Pdt Joas Adiprasetya, Ketua STT Jakarta periode 2011-2015. (Foto: Bayu Probo)

GUNUNGSITOLI, SATUHARAPAN.COM – Pdt Joas Adiprasetya, Ketua Sekolah Tinggi Teologia Jakarta, berbicara keras tentang kepemimpinan gereja. Ia menilai teologi servant leadership—bahwa pemimpin adalah pelayan bagi yang dipimpinnya, tidak sesuai dengan cita-cita Yesus. Teologi itu malah menyuburkan kepemimpinan yang bersifat hierarkis, kata dia, Kamis (13/11).

Kasak-kusuk tentang siapa yang memimpin Persekutuan Gereja-gereja di Indonesia (PGI) sudah terdengar sejak pertama Sidang Raya XVI dibuka. Nama-nama John Ruhulesin (Gereja Protestan Maluku), Albertus Patty (Gereja Kristen Indonesia), Richard Daulay (Gereja Methodist Indonesia), dan Henriette Lebang (Gereja Kristen Toraja) disebut-sebut bersaing meraih menjadi Ketua Umum PGI.
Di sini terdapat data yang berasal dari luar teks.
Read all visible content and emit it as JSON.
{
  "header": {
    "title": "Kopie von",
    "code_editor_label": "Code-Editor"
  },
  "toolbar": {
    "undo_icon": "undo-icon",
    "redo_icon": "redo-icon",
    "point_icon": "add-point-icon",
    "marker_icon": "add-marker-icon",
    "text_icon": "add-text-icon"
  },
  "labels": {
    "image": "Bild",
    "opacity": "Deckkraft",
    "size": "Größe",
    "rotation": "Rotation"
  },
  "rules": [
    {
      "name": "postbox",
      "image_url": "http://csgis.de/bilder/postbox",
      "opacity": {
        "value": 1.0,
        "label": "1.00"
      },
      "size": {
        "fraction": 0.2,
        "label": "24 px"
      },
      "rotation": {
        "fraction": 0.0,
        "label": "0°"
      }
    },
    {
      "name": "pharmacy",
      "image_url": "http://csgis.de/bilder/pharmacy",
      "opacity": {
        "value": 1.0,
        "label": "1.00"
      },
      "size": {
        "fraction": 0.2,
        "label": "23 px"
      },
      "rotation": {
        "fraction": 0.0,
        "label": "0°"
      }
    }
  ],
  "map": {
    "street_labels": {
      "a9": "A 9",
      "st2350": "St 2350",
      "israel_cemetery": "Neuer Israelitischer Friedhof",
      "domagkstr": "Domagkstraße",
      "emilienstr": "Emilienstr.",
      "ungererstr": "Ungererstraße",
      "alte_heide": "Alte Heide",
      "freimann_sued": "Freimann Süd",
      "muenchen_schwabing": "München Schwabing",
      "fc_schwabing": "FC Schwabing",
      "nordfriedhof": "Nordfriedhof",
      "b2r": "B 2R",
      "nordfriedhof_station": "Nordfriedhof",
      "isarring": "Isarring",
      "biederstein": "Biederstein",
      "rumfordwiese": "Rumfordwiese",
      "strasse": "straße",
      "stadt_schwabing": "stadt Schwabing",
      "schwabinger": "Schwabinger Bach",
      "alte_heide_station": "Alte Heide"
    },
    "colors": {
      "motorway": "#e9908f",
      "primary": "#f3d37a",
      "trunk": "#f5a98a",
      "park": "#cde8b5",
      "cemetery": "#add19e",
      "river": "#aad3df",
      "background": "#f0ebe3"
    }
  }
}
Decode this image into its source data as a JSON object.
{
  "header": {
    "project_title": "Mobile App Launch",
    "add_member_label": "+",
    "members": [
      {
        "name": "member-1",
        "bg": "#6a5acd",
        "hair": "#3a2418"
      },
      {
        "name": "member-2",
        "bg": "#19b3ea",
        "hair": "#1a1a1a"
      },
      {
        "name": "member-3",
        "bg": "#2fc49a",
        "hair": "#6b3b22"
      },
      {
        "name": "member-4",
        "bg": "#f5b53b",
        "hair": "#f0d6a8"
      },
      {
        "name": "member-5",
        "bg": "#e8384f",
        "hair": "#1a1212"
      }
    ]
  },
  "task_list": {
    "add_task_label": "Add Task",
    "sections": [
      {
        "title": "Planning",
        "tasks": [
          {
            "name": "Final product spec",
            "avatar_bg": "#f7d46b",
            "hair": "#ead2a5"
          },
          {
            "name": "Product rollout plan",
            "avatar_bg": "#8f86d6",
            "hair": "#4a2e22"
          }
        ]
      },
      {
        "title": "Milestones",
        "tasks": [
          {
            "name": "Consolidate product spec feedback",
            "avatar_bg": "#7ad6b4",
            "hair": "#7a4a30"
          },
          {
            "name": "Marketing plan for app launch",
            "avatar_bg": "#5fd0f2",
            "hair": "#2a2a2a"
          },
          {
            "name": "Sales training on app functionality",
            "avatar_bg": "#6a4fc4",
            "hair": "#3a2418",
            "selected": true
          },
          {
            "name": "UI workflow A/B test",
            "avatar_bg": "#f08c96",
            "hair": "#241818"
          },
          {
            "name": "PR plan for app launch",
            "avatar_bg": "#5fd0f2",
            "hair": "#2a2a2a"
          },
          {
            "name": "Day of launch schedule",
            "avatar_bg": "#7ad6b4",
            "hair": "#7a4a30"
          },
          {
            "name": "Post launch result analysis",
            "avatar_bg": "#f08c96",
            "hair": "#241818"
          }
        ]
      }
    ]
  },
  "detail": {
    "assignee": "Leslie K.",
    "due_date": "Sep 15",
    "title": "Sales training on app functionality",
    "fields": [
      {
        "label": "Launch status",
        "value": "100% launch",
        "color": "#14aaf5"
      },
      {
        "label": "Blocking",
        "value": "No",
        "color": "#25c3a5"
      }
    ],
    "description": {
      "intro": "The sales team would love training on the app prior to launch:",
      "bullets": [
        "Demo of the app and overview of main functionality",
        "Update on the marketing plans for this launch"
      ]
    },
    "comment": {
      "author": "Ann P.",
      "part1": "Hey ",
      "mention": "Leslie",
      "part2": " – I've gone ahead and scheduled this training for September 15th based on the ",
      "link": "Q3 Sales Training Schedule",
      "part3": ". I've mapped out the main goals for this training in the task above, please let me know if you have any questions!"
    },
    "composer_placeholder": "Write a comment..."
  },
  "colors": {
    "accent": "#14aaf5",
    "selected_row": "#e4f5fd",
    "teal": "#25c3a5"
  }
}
Ada juga nama Gomar Gultom (Huria Kristen Batak Protestan), Lisye Sumampow (Gereja Masehi Injili di Minahasa), dan Nus M. Liur (Gereja Kristen Oikoumene) yang kabarnya mencalonkan diri menjadi Sekretaris Umum. Leaflet-leaflet dibagi di antara peserta di tengah perjalanan ke pembukaan SR, di sela-sela makan siang. Belum lagi “tim sukses” yang menganjurkan para peserta untuk memilih kandidat tertentu.

Selain itu, tiba-tiba di sela-sela acara yang berlangsung rencananya berakhir Minggu nanti, ada pertemuan-pertemuan alumni sekolah teologi. STT Jakarta dan Sekolah Alkitab Asia Tenggara misalnya.

Joas Adiprasetya yang  memimpin diskusi Arö Gosali—diskusi kelompok—bertema kepemimpinan di Sidang Raya XVI PGI menyarankan bahwa kepemimpinan gereja adalah kepemimpinan di antara sahabat yang bersifat horizontal. Bukan kepemimpinan hamba-tuan atau tuan-hamba yang bersifat vertikal. Berikut wawancara satuharapan.com dengan ayah dua putra ini.

satuharapan.com: Bagaimana dengan kepemimpinan gereja di Indonesia saat ini?

Joas Adiprasetya: PGI ini adalah miniatur gereja-gereja di Indonesia. Jadi, apa yang terjadi di gereja terefleksi di PGI. Dan, ada persoalan yang cukup mendasar yaitu struktur kepemimpinan yang secara kultural tidak egaliter.  Kultur tersebut adalah klerikarki, patriarki, gerontarki, dan hierarkis. Kultur ini sangat mengakar sehingga yang terjadi di gereja masing-masing terjadi pengerucutan yang terefleksi di PGI.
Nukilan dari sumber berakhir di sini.